Can you try FP16 with FP16 accumulation (which has no difference between consumer and professional GPUs) or try the A100 with TF32?
can you paste in a picture from the nsight compute GUI showing the compute throughput breakdown in the SOL section.
before taking the screenshot, hover your mouse over the top item title in the pareto list, so we can see the computation of that pipe throughput, as well as the reported throughput.
I hope this is what you meant! This time I ran slightly less iterations just so that the profiling would be quicker, but it should still be extremely close to top expected performance.
@Curefab yes, dense! I have the same code in FP16 with 16 accum, and ran that, and you might be on to something because now the tensor pipe was indicating 97,86%! The performance achieved when running at 1710MHz was 116.51TF, which is 97,9% of the maximum throughput of 119TF at this clock!
The following is Turing, with no difference between consumer and professional Tensor Core performance, but also about too low pipe utilization with a factor of 2 or 4 (50% and 25%) - could be related: Why Low Tensor Pipe Utilization
It certainly seems like its based on nsight compute reporting.
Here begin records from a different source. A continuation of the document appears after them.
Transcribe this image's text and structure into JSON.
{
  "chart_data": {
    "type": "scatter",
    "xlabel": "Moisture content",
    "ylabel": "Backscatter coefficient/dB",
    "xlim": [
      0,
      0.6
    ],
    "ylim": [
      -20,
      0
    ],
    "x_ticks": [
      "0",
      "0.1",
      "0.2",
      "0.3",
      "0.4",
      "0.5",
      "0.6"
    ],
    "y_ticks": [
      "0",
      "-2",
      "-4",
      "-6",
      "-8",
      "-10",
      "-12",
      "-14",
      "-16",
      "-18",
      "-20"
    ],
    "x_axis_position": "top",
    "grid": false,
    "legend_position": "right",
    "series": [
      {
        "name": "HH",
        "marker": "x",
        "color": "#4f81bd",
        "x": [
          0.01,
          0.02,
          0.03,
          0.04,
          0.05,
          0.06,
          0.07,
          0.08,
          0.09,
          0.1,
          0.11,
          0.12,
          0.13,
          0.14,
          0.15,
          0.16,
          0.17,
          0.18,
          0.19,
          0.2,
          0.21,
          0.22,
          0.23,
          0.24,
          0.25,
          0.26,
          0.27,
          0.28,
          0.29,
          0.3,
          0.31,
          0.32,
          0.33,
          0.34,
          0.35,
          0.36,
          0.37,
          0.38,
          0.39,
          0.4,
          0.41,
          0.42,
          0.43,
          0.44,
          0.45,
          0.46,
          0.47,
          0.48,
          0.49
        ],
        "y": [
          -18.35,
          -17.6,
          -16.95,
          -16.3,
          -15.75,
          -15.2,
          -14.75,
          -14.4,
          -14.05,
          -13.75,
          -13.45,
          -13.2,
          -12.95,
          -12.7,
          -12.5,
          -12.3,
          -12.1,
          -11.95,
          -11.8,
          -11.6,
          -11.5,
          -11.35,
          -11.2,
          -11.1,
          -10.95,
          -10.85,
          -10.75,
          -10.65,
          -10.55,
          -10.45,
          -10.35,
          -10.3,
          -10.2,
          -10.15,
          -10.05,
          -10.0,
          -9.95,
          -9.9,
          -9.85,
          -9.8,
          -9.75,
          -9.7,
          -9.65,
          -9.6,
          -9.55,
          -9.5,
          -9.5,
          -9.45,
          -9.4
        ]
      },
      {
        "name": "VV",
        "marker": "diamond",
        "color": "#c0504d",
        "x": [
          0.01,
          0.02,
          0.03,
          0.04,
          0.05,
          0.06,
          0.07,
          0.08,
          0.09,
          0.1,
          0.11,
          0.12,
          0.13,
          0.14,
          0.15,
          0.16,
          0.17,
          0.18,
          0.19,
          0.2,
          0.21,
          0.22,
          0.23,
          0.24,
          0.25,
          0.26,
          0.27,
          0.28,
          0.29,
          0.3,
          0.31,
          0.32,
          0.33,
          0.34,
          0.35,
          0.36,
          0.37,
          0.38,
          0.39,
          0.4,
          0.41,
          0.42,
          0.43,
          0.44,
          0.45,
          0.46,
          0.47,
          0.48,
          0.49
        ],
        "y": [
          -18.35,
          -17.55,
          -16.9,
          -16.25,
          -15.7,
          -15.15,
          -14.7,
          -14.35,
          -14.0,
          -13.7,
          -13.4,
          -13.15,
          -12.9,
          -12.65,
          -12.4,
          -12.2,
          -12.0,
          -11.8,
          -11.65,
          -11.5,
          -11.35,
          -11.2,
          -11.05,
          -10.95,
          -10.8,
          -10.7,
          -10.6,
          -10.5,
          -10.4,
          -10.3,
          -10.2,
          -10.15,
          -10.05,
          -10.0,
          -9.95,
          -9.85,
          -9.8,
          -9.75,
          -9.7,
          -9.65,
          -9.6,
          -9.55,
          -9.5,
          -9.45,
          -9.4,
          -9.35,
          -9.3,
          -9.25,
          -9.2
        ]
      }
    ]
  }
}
The link Curefab posted may be the answer, or your could post your question on the nsight compute forum.
There was an issue (once?) with stored roofline of Tensor Cores for different GPU architectures (basically rooflines have been only correct for GV100 Volta GPUs):
or
Those detailed counters could help you calculate exact FLOPs (but only if you know some details of your instructions; it is not enough for fully unknown code to deduce FLOPs):
Amazing content, thank you so much! It didn’t occur to me that it would be more appropriate to search in the ncu forums (I’m fairly new to these forums), but thank you and @Robert_Crovella for the help you have provided.
The three bottom links you have provided seem to be the answer to my worries, I don’t have those metrics available but I’m updating my version of ncu to see if it makes them available (I have the 2022.4 version).